Me lo Contó la Luna
Por: Claudia Luna / [email protected]
Tengo que escribir para mi columna del periódico. Hace tiempo que no lo hago. Los días se pasan uno tras otro. La última vez que miré el calendario, junio estaba por empezar.
Pienso en las cosas que me mueven y me interesan. La extinción de los tigres de Bengala, a mi parecer los animales más bellos del planeta. La muerte de un genio como Stephen Hawking y todos los misterios del universo que dejó pendientes por descubrir... Mientras decido sobre qué escribir, camino hacia la cocina, prendo la cafetera, saco una taza y una cucharita de Oaxaca. Tan pronto veo la cuchara de madera en mi mano, lo tengo. Hoy voy a escribir sobre algo crucial. Algo que me da felicidad y me regresa al presente cuando tiendo a alejarme de él: las pequeñas cosas. Las que no quiero que se me olviden, las que guardo para sacar en un día lluvioso, las que atesoro y me recuerdan lo valioso de la vida. Sí, las pequeñas cosas. Las que son como pequeñas estrellas.

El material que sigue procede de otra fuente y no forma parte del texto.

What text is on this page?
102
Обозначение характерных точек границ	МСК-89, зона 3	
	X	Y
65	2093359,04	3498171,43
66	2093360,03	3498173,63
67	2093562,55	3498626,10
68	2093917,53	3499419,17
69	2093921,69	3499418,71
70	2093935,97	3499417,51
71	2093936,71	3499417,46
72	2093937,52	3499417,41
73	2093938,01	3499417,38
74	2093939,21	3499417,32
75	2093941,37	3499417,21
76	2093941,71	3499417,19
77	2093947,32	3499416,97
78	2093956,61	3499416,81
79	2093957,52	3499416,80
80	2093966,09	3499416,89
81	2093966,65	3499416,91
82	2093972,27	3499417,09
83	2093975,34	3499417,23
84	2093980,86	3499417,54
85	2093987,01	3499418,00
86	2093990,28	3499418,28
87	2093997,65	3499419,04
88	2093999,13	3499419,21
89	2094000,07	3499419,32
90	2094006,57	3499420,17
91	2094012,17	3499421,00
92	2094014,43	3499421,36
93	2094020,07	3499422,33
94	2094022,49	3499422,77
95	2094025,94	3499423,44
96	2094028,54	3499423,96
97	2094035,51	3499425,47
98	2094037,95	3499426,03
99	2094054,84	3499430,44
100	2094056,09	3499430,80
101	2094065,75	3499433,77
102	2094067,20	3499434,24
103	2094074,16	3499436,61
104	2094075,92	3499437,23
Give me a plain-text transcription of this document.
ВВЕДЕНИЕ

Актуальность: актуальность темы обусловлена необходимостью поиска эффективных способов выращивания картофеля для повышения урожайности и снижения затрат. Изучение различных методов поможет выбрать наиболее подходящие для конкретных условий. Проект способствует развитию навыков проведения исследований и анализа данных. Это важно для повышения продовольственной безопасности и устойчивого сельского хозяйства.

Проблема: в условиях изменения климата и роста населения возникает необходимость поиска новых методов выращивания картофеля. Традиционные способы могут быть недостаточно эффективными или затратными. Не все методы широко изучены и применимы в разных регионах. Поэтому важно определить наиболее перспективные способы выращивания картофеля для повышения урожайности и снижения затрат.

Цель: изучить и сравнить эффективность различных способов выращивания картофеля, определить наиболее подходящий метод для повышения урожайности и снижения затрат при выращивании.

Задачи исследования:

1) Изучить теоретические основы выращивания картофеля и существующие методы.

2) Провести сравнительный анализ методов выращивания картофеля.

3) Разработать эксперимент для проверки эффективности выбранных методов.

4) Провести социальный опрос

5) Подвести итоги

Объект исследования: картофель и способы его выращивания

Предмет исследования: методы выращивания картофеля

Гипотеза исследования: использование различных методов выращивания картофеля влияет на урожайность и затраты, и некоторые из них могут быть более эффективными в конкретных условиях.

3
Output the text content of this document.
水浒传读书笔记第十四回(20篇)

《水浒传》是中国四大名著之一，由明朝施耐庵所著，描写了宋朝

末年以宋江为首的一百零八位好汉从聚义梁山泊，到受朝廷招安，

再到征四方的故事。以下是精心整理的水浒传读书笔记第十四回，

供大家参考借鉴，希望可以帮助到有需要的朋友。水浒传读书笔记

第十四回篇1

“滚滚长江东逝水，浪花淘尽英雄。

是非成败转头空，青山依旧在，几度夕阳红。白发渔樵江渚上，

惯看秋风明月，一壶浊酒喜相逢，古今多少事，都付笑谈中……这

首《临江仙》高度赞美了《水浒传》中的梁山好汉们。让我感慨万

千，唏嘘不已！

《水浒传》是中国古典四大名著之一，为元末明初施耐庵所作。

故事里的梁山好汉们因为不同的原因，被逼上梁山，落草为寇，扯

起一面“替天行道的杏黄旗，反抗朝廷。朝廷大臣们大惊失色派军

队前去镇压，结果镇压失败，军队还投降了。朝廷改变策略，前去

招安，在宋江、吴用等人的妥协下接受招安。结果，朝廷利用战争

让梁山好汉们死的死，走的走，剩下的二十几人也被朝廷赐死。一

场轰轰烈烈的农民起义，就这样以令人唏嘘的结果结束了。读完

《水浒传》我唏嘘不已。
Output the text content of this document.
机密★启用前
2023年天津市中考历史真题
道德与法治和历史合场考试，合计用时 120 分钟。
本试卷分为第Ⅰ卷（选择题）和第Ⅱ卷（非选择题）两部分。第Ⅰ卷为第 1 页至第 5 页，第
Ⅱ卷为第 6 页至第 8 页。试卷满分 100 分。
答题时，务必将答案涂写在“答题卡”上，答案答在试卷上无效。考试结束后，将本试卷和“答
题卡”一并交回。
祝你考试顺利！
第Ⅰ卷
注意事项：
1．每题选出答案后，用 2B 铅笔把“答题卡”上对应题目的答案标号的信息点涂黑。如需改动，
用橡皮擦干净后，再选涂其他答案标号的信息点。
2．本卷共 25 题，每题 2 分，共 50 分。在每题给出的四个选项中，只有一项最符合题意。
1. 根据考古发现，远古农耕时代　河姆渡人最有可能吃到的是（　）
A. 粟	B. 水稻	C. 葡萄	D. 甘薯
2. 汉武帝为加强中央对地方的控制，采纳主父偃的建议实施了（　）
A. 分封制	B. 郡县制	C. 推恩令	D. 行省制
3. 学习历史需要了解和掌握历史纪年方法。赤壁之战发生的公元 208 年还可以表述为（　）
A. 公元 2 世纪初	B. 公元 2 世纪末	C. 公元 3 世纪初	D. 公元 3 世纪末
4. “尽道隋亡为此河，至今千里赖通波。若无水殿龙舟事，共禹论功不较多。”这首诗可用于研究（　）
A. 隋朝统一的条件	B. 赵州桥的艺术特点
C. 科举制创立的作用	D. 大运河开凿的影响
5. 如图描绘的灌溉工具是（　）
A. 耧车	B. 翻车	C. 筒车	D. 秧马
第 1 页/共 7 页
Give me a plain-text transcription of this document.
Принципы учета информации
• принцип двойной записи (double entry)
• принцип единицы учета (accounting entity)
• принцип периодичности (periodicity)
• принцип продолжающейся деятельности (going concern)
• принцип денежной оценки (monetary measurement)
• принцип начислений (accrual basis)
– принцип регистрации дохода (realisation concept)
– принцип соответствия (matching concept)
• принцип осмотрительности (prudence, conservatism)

Mientras el olor a café invade la cocina, recuerdo a Kevin, un amigo de mi hijo Carlos. Un muchacho bien parecido y travieso desde niño. Cuando estaba con Carlos se convertían en un dúo temible porque, por lo general, tramaban alguna trastada. Sin embargo, algo que siempre me ha gustado de él es su capacidad para sorprenderse ante los pequeños regalos de la vida.
Una mañana, después de una de sus acostumbradas parrandas, amaneció en la casa junto con mis hijos y otro muchacho. Cuando por fin salieron de la recámara, yo estaba cocinando y los invité a desayunar. Tras el primer sorbo de jugo de naranja, Kevin volteó hacia su amigo y le dijo: “El jugo es fresco”. Como nadie entendía qué tenía eso de extraordinario, agregó: “Está recién exprimido, ¿notan la diferencia?”. En otra ocasión, salieron corriendo al jardín cual manada de potros salvajes. Entonces, Kevin se paró en seco y le dijo a otro de los chicos: “¿Puedes oler eso?”. El interpelado se quedó mudo, no sabía a qué se refería. Yo, que los escuchaba, pensé que algo olía mal, tal vez a quemado, hasta que Kevin aclaró: “Huele a flores, es delicioso”. Entonces, me di cuenta de que se refería al ligero aroma que despedían las gardenias pegadas a la barda.
Me doy cuenta de que hay veces en que me pierdo la sorpresa de las pequeñas cosas. Hace un par de días, en un restaurante de moda, mientras mi mente divagaba, olí el pan que el camarero había dejado sobre la mesa. De inmediato, percibí ese olor a trigo y a consuelo que me hizo bajar a la tierra, al presente. Esos momentos efímeros (como morder un panecillo con aguacate maduro, advertir cómo mis dientes lo atraviesan, al tiempo que el fruto se me pega al paladar) son como epifanías. Me hacen recordar la magia que existe en este mundo, a cada segundo.
Me percato de que para salir de la inercia de vivir a toda prisa, es necesario un tiempo para mirar, estar y sentir. Así como para tomar conciencia de que la oportunidad y la vida se pasan. No son sempiternas… Entonces, pienso que si soy capaz de estar presente ante lo sencillo, me será más fácil entender las grandes cosas de esta vida. Lo importante.
La cucharita, hecha de madera de jacaranda, con un alebrije tallado en el mango, pintada por algún artesano y que se vende por 15 o 20 pesos en el Zócalo de Oaxaca, logra traerme de vuelta al hoy. Logra que ponga los pies en la tierra. Veo el buhito rosa adornado con pintitas de colores y aparezco en la cocina de mi casa. En el ahora.